Katy McCormick
Katy McCormick is a photo-based artist and educator born in Kansas City, Missouri, who lives in Toronto, Canada. She is associate professor and program director of photography at The School of Image Arts, Toronto Metropolitan University. Her work examines commemorative sites, revealing narratives and social histories embedded in landscapes. Since 2008, her research has focused on the histories of the atomic bombings in Hiroshima and Nagasaki.
In 2018 she self-published an artist book entitled: The Ash Garden: Hiroshima Under a Rain of Ruin, which moves through the interwoven strata of space and time in Hiroshima using a forensic approach reminiscent of the early post-bombing surveys.

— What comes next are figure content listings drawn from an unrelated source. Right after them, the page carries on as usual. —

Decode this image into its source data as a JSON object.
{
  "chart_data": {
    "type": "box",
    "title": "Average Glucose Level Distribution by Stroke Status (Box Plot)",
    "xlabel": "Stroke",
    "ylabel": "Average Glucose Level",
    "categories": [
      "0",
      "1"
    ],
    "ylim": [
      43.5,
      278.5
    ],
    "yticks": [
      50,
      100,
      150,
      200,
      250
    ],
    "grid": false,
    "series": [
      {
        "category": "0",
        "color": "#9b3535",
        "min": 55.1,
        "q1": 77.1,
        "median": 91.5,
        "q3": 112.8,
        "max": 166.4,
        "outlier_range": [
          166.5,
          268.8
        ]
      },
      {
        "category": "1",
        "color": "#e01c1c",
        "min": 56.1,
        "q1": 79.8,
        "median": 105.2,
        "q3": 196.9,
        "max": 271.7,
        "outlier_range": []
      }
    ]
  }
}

The book presents a sampling of 27 “A-bomb Disaster Markers” showing buildings and bridges, sequenced as they lie, distance-wise, relative to the hypocenter. This systematic arrangement provides a conceptual framework for reflecting upon Hiroshima’s history as the testing ground for uranium bombs, while also probing the limitations of photographic representation to intimate the invisible.

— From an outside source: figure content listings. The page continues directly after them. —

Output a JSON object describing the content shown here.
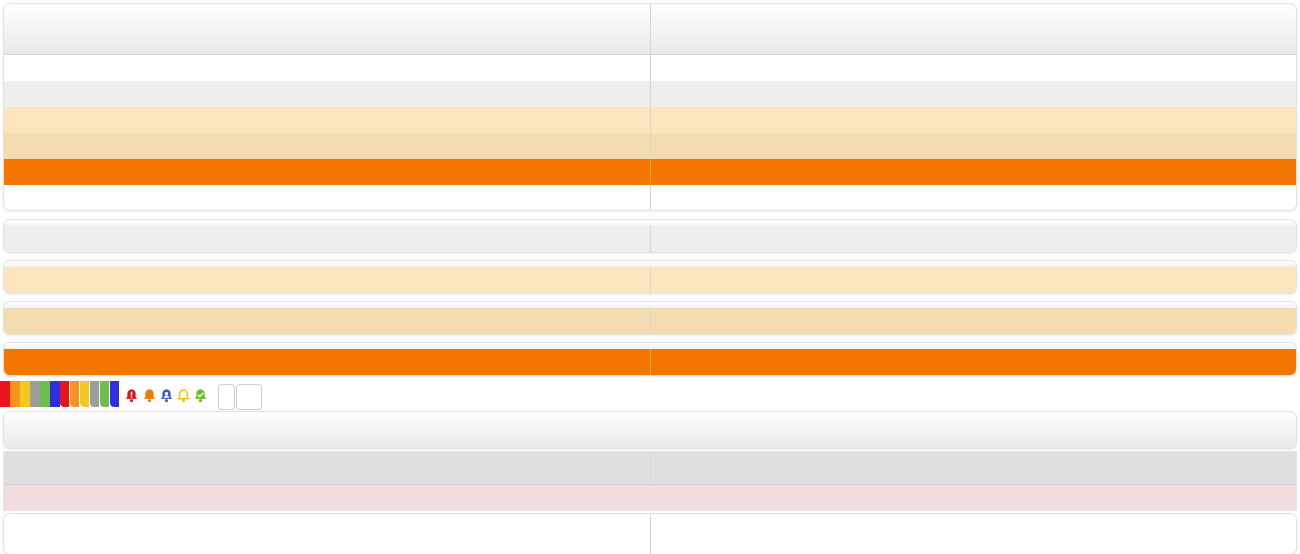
{
  "colors": {
    "header_gradient": [
      "#ffffff",
      "#e9e9e9"
    ],
    "row_white": "#ffffff",
    "row_gray": "#eeeeee",
    "row_peach": "#fce5bd",
    "row_tan": "#f3ddb0",
    "row_orange": "#f47500",
    "row_dark_gray": "#dfdfdf",
    "row_pink": "#f2dcdc"
  },
  "swatches": [
    "#e8151b",
    "#f7931e",
    "#f2c820",
    "#9e9e9e",
    "#6cc04a",
    "#2e2ee6"
  ],
  "tabs": [
    "#e8151b",
    "#f7931e",
    "#f2c820",
    "#9e9e9e",
    "#6cc04a",
    "#2e2ee6"
  ],
  "bells": [
    {
      "icon": "bell-alert-icon",
      "color": "#e01515"
    },
    {
      "icon": "bell-icon",
      "color": "#f07a00"
    },
    {
      "icon": "bell-user-icon",
      "color": "#3c5ad7"
    },
    {
      "icon": "bell-outline-icon",
      "color": "#f2c200"
    },
    {
      "icon": "bell-check-icon",
      "color": "#5fbf1e"
    }
  ]
}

Her ongoing project, Rooted among the Ashes: Hibakujumoku / The A-bombed Trees, comprises portraits of survivor trees. As the last generation of Hibakusha—the “explosion-effected people” of Hiroshima and Nagasaki pass on their stories, silent witnesses—the hibakujumoku—stand hidden in plain view. Living in school yards, temple grounds, gardens, and city squares, these trees, like countless non-combatant humans and animals, were subjected to the devastating impacts of the atomic bombs. Lovingly tended since then, and often supported with wooden poles, these trees stand as living witnesses to cataclysmic events. Bearing the scars of heat, blast and fire, and forever altered by exposure to radiation, they signify the persistence of life in the face of total destruction. For survivors, they are living links to a history hidden in plain sight. In Nagasaki, the A-bombed trees are loosely identified by signs listing their species and distance from ground zero. In Hiroshima, a registry of a-bombed trees has been created by the municipal government. Many of the trees serve as touchstones in elementary school peace education programs. Over the years, elderly hibakusha have gathered children around the a-bombed trees and spoken to them about those dark times—and the hope brought by the trees in the face of so much death and destruction.